Perhaps the most infamous and glaring example is Rodgers’ and Hammerstein’s “My Favorite Things” from The Sound of Music.  Even before the famed film adaptation, Julie Andrews performed it on a Garry Moore holiday television special in 1961.  But it was in 1964 that it became entrenched as a holiday tune when bandleader Jack Jones featured it on his Christmas album that year, The Jack Jones Christmas Album.  Anticipating the release of the musical’s film adaptation in the spring of 1965, Jones’ producer was approached by Rodgers’ and Hammerstein’s publisher to record something from the musical, an effort to produce a hit recording to drive ticket sales (similar to Louis Armstrong’s classic recording of “Hello, Dolly!”).  The promoter recommended “My Favorite Things,” surely due to its winter imagery, but the record producer protested, “But that’s not a Christmas song.”  “Just add sleigh bells,” the promoter suggested.  Ultimately, Jack Jones agreed to record it, and on the heels of a popular Christmas album and a hit film, the song became fixed in the holiday songbook.

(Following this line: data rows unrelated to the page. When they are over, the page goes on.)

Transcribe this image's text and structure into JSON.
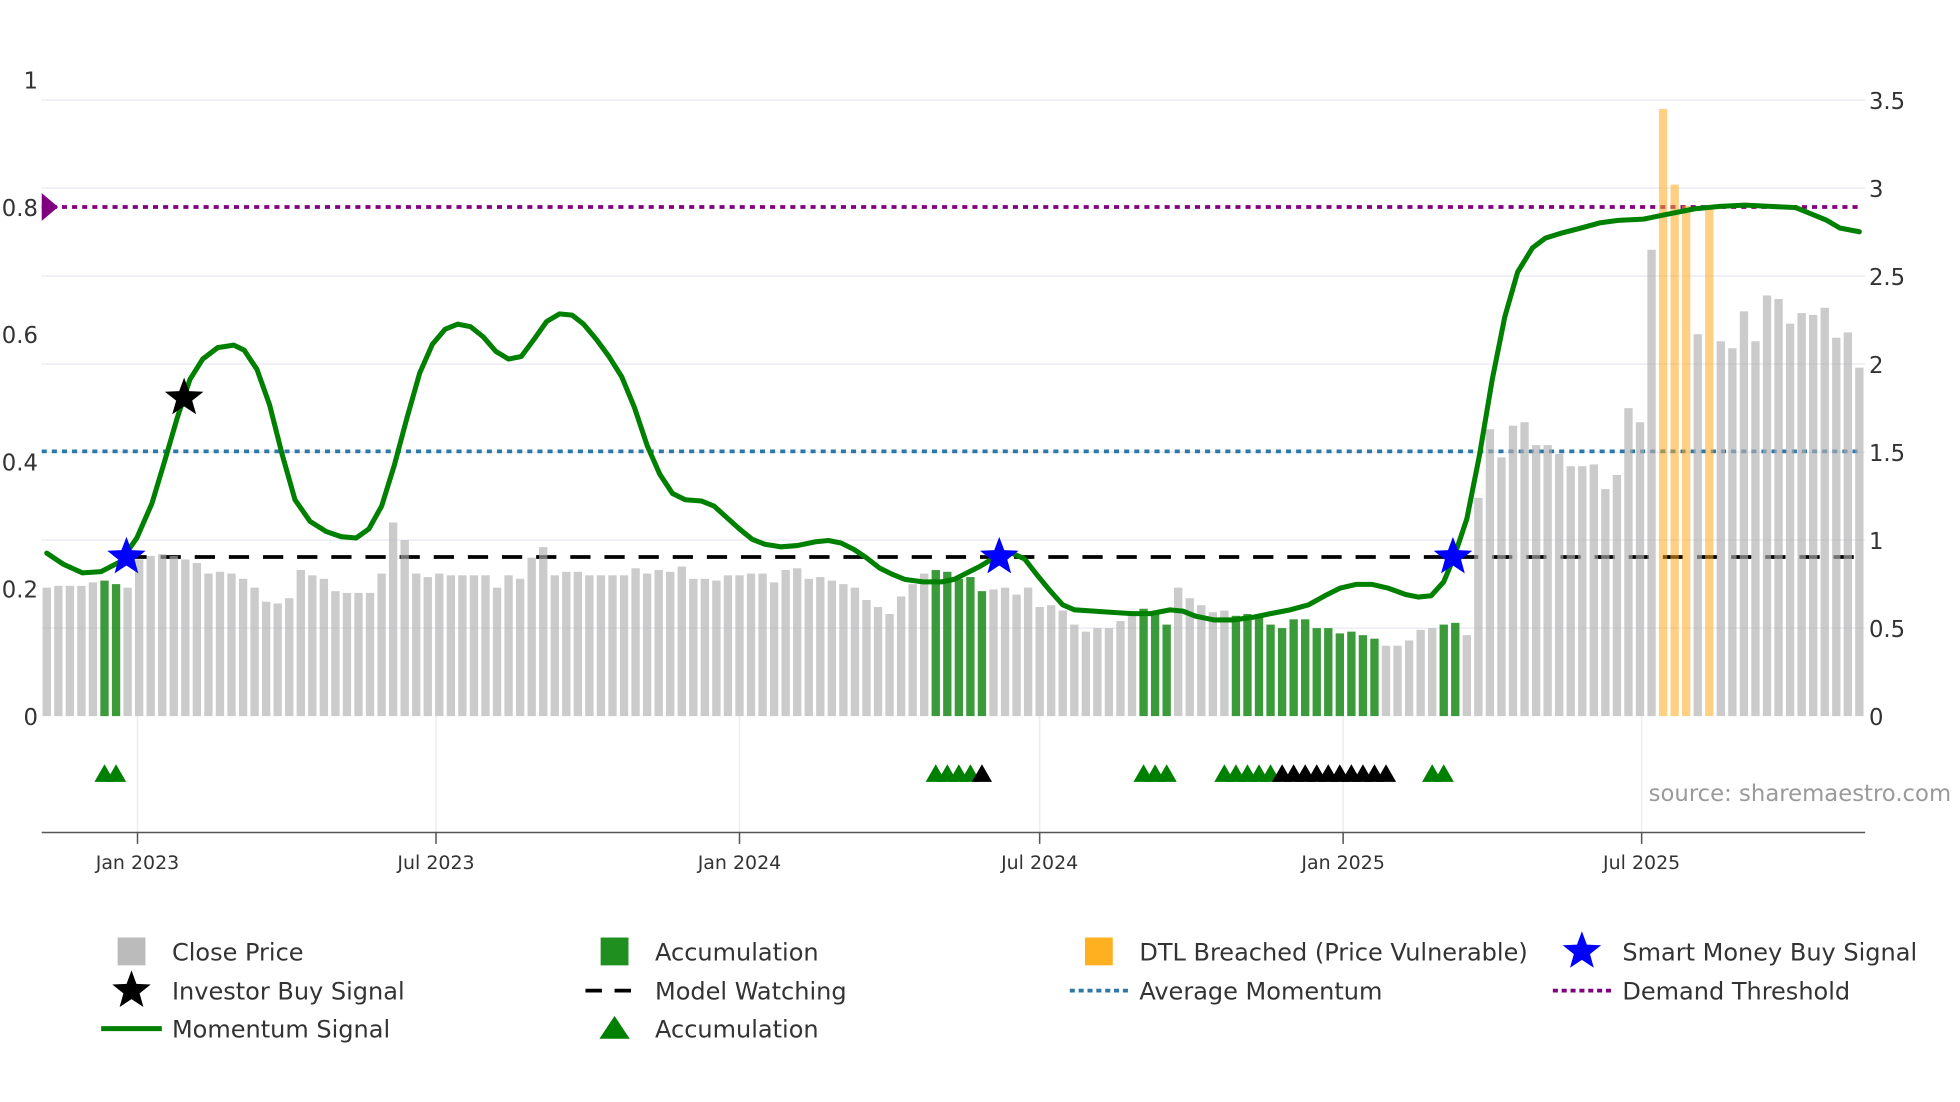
{
  "chart_data": {
    "type": "bar",
    "title": "",
    "start_date": "2022-11-07",
    "interval_days": 7,
    "left_axis": {
      "ylim": [
        0,
        1
      ],
      "ticks": [
        "0",
        "0.2",
        "0.4",
        "0.6",
        "0.8",
        "1"
      ],
      "tick_values": [
        0,
        0.2,
        0.4,
        0.6,
        0.8,
        1
      ]
    },
    "right_axis": {
      "ylim": [
        0,
        3.5
      ],
      "ticks": [
        "0",
        "0.5",
        "1",
        "1.5",
        "2",
        "2.5",
        "3",
        "3.5"
      ],
      "tick_values": [
        0,
        0.5,
        1,
        1.5,
        2,
        2.5,
        3,
        3.5
      ]
    },
    "x_ticks": [
      {
        "label": "Jan 2023",
        "date": "2023-01-01"
      },
      {
        "label": "Jul 2023",
        "date": "2023-07-01"
      },
      {
        "label": "Jan 2024",
        "date": "2024-01-01"
      },
      {
        "label": "Jul 2024",
        "date": "2024-07-01"
      },
      {
        "label": "Jan 2025",
        "date": "2025-01-01"
      },
      {
        "label": "Jul 2025",
        "date": "2025-07-01"
      }
    ],
    "close_price": [
      0.73,
      0.74,
      0.74,
      0.74,
      0.76,
      0.77,
      0.75,
      0.73,
      0.89,
      0.91,
      0.92,
      0.91,
      0.89,
      0.87,
      0.81,
      0.82,
      0.81,
      0.78,
      0.73,
      0.65,
      0.64,
      0.67,
      0.83,
      0.8,
      0.78,
      0.71,
      0.7,
      0.7,
      0.7,
      0.81,
      1.1,
      1.0,
      0.81,
      0.79,
      0.81,
      0.8,
      0.8,
      0.8,
      0.8,
      0.73,
      0.8,
      0.78,
      0.9,
      0.96,
      0.8,
      0.82,
      0.82,
      0.8,
      0.8,
      0.8,
      0.8,
      0.84,
      0.81,
      0.83,
      0.82,
      0.85,
      0.78,
      0.78,
      0.77,
      0.8,
      0.8,
      0.81,
      0.81,
      0.76,
      0.83,
      0.84,
      0.78,
      0.79,
      0.77,
      0.75,
      0.73,
      0.66,
      0.62,
      0.58,
      0.68,
      0.75,
      0.81,
      0.83,
      0.82,
      0.78,
      0.79,
      0.71,
      0.72,
      0.73,
      0.69,
      0.73,
      0.62,
      0.63,
      0.6,
      0.52,
      0.48,
      0.5,
      0.5,
      0.54,
      0.59,
      0.61,
      0.58,
      0.52,
      0.73,
      0.67,
      0.63,
      0.59,
      0.6,
      0.57,
      0.58,
      0.57,
      0.52,
      0.5,
      0.55,
      0.55,
      0.5,
      0.5,
      0.47,
      0.48,
      0.46,
      0.44,
      0.4,
      0.4,
      0.43,
      0.49,
      0.5,
      0.52,
      0.53,
      0.46,
      1.24,
      1.63,
      1.47,
      1.65,
      1.67,
      1.54,
      1.54,
      1.49,
      1.42,
      1.42,
      1.43,
      1.29,
      1.37,
      1.75,
      1.67,
      2.65,
      3.45,
      3.02,
      2.9,
      2.17,
      2.9,
      2.13,
      2.09,
      2.3,
      2.13,
      2.39,
      2.37,
      2.23,
      2.29,
      2.28,
      2.32,
      2.15,
      2.18,
      1.98
    ],
    "accumulation_weeks": [
      5,
      6,
      77,
      78,
      79,
      80,
      81,
      95,
      96,
      97,
      103,
      104,
      105,
      106,
      107,
      108,
      109,
      110,
      111,
      112,
      113,
      114,
      115,
      121,
      122
    ],
    "dtl_breached_weeks": [
      140,
      141,
      142,
      144
    ],
    "momentum": [
      [
        0,
        0.256
      ],
      [
        1.4,
        0.239
      ],
      [
        3.1,
        0.225
      ],
      [
        4.7,
        0.227
      ],
      [
        6.4,
        0.243
      ],
      [
        7.8,
        0.28
      ],
      [
        9.1,
        0.334
      ],
      [
        10.2,
        0.4
      ],
      [
        11.3,
        0.469
      ],
      [
        12.4,
        0.529
      ],
      [
        13.5,
        0.561
      ],
      [
        14.8,
        0.579
      ],
      [
        16.2,
        0.583
      ],
      [
        17.1,
        0.575
      ],
      [
        18.2,
        0.545
      ],
      [
        19.3,
        0.489
      ],
      [
        20.4,
        0.41
      ],
      [
        21.5,
        0.34
      ],
      [
        22.8,
        0.306
      ],
      [
        24.2,
        0.29
      ],
      [
        25.5,
        0.282
      ],
      [
        26.8,
        0.28
      ],
      [
        27.9,
        0.294
      ],
      [
        29.0,
        0.33
      ],
      [
        30.1,
        0.394
      ],
      [
        31.2,
        0.469
      ],
      [
        32.3,
        0.539
      ],
      [
        33.4,
        0.584
      ],
      [
        34.5,
        0.608
      ],
      [
        35.6,
        0.616
      ],
      [
        36.7,
        0.612
      ],
      [
        37.8,
        0.596
      ],
      [
        38.9,
        0.573
      ],
      [
        40.0,
        0.561
      ],
      [
        41.1,
        0.565
      ],
      [
        42.2,
        0.592
      ],
      [
        43.3,
        0.62
      ],
      [
        44.4,
        0.632
      ],
      [
        45.5,
        0.63
      ],
      [
        46.5,
        0.616
      ],
      [
        47.6,
        0.592
      ],
      [
        48.7,
        0.565
      ],
      [
        49.8,
        0.533
      ],
      [
        50.9,
        0.485
      ],
      [
        52.0,
        0.425
      ],
      [
        53.1,
        0.38
      ],
      [
        54.2,
        0.35
      ],
      [
        55.3,
        0.34
      ],
      [
        56.7,
        0.338
      ],
      [
        57.8,
        0.33
      ],
      [
        58.9,
        0.312
      ],
      [
        60.0,
        0.294
      ],
      [
        61.1,
        0.278
      ],
      [
        62.2,
        0.27
      ],
      [
        63.6,
        0.266
      ],
      [
        65.0,
        0.268
      ],
      [
        66.6,
        0.274
      ],
      [
        67.7,
        0.276
      ],
      [
        68.8,
        0.272
      ],
      [
        69.9,
        0.262
      ],
      [
        71.0,
        0.249
      ],
      [
        72.1,
        0.233
      ],
      [
        73.2,
        0.223
      ],
      [
        74.3,
        0.215
      ],
      [
        75.9,
        0.211
      ],
      [
        77.5,
        0.211
      ],
      [
        78.6,
        0.215
      ],
      [
        79.7,
        0.225
      ],
      [
        80.8,
        0.235
      ],
      [
        81.9,
        0.247
      ],
      [
        83.6,
        0.256
      ],
      [
        84.7,
        0.247
      ],
      [
        85.8,
        0.221
      ],
      [
        86.9,
        0.197
      ],
      [
        88.0,
        0.175
      ],
      [
        89.0,
        0.167
      ],
      [
        90.7,
        0.165
      ],
      [
        92.3,
        0.163
      ],
      [
        94.0,
        0.161
      ],
      [
        95.6,
        0.161
      ],
      [
        97.3,
        0.167
      ],
      [
        98.4,
        0.165
      ],
      [
        99.5,
        0.157
      ],
      [
        101.1,
        0.151
      ],
      [
        102.7,
        0.151
      ],
      [
        104.4,
        0.155
      ],
      [
        106.0,
        0.161
      ],
      [
        107.7,
        0.167
      ],
      [
        109.3,
        0.175
      ],
      [
        110.7,
        0.189
      ],
      [
        112.0,
        0.201
      ],
      [
        113.4,
        0.207
      ],
      [
        114.8,
        0.207
      ],
      [
        116.2,
        0.201
      ],
      [
        117.7,
        0.191
      ],
      [
        118.8,
        0.187
      ],
      [
        119.9,
        0.189
      ],
      [
        121.0,
        0.211
      ],
      [
        121.9,
        0.25
      ],
      [
        123.0,
        0.31
      ],
      [
        124.1,
        0.41
      ],
      [
        125.2,
        0.529
      ],
      [
        126.3,
        0.628
      ],
      [
        127.4,
        0.698
      ],
      [
        128.7,
        0.736
      ],
      [
        129.8,
        0.751
      ],
      [
        131.2,
        0.759
      ],
      [
        132.9,
        0.767
      ],
      [
        134.5,
        0.775
      ],
      [
        136.1,
        0.779
      ],
      [
        138.3,
        0.781
      ],
      [
        140.5,
        0.789
      ],
      [
        142.7,
        0.797
      ],
      [
        144.9,
        0.801
      ],
      [
        147.1,
        0.803
      ],
      [
        149.3,
        0.801
      ],
      [
        151.5,
        0.799
      ],
      [
        153.1,
        0.787
      ],
      [
        154.2,
        0.779
      ],
      [
        155.3,
        0.767
      ],
      [
        157,
        0.761
      ]
    ],
    "model_watching": {
      "value": 0.25,
      "from_week": 6.9
    },
    "average_momentum": 0.416,
    "demand_threshold": 0.8,
    "smart_money_buy_signals": [
      [
        6.9,
        0.25
      ],
      [
        82.5,
        0.25
      ],
      [
        121.8,
        0.25
      ]
    ],
    "investor_buy_signals": [
      [
        11.9,
        0.5
      ]
    ],
    "accumulation_markers": {
      "green": [
        5,
        6,
        77,
        78,
        79,
        80,
        95,
        96,
        97,
        102,
        103,
        104,
        105,
        106,
        120,
        121
      ],
      "black": [
        81,
        107,
        108,
        109,
        110,
        111,
        112,
        113,
        114,
        115,
        116
      ]
    },
    "legend": [
      {
        "label": "Close Price",
        "marker": "gray-square"
      },
      {
        "label": "Accumulation",
        "marker": "green-square"
      },
      {
        "label": "DTL Breached (Price Vulnerable)",
        "marker": "orange-square"
      },
      {
        "label": "Smart Money Buy Signal",
        "marker": "blue-star"
      },
      {
        "label": "Investor Buy Signal",
        "marker": "black-star"
      },
      {
        "label": "Model Watching",
        "marker": "black-dash"
      },
      {
        "label": "Average Momentum",
        "marker": "blue-dot"
      },
      {
        "label": "Demand Threshold",
        "marker": "purple-dot"
      },
      {
        "label": "Momentum Signal",
        "marker": "green-line"
      },
      {
        "label": "Accumulation",
        "marker": "green-triangle"
      }
    ],
    "legend_placement": "bottom",
    "source": "source: sharemaestro.com",
    "colors": {
      "close": "#bdbdbd",
      "accumulation": "#2e8b2e",
      "dtl": "#ffb22e",
      "momentum": "#008000",
      "smart_money": "#0000ff",
      "investor": "#000000",
      "avg_momentum": "#2e78a8",
      "demand": "#800080"
    }
  }
}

Increasingly, a well-known ballad by bandleader/composer Thad Jones has been appearing on holiday albums, “A Child is Born,” perhaps based on a tenuous assumption of a reference to the Christ child.  The tune itself was drawn from an early performance tradition by the Thad Jones/Mel Lewis Orchestra, where the band’s pianist, Roland Hanna, would routinely perform an improvised solo interlude between sets.  Over several evenings, Hanna improvised and formulated the germ material for the song, which Jones later wrote down and arranged for the band.  The group first recorded it on 1970’s Consummation, and of the tune, leader Mel Lewis says simply, “We feel that this piece should be played while every child is being born; we’d have some better people in this world for it.”  A lyric was later applied by Alec Wilder, but merely references “this child,” with no mention of religious figures or holiday imagery.  A great tune to enjoy year-round!

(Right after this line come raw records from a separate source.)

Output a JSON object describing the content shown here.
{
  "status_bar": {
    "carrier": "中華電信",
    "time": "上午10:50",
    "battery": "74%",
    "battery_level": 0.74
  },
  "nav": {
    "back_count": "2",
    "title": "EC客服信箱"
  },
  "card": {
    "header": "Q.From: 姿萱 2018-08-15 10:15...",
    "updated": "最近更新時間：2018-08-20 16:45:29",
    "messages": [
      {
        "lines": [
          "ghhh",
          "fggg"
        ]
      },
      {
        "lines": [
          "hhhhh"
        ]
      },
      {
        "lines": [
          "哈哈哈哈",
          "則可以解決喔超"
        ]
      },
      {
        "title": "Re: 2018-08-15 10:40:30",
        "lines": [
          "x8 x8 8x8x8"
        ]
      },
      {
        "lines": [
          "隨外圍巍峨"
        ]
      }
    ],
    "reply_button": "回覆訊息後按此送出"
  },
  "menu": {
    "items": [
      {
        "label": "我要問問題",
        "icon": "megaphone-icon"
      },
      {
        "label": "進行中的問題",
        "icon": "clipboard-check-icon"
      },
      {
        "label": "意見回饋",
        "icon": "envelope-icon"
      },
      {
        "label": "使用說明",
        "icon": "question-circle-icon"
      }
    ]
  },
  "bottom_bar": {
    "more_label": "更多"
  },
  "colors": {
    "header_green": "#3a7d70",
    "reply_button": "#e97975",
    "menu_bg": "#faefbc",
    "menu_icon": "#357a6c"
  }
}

Another holiday favorite, “Snowfall,” also has jazz origins.  A product of Swing era composer and bandleader Claude Thornhill, it was written in the 1930s for Ray Noble’s band and was first presented as an uptempo dance number with a modest Latin element, titled “A Fountain in Havana” (you can hear an allusion to the Spanish tresillo or Afro-Cuban clave rhythm in the bass line).  Later, in 1941, Claude Thornhill’s own star began to rise with his own orchestra, and as was the custom at the time, Thornhill’s band needed a theme song to play each night while on tour.  Having to make the decision last-minute, Thornhill chose a pre-existing work, “A Fountain in Havana.”  Rearranged for the Thornhill band, the tempo was slowed to highlight the band’s impressive clarinet section, as well as Thornhill’s own impressionistic piano fills, two elements that later inspired the cool jazz movement of the 1950s.  This “cooler” version was retitled, and “Snowfall” became the theme song for the Claude Thornhill Orchestra throughout the 1940s.  Today, the music remains just as evocative as its title.

While you may know these songs from perennial holiday repertoire, their secular origins lend them to repeated listening all through the year!  By the same token, as we gear up for the holiday season, you can expect to hear these great works and more throughout the season on Jazz 93.5.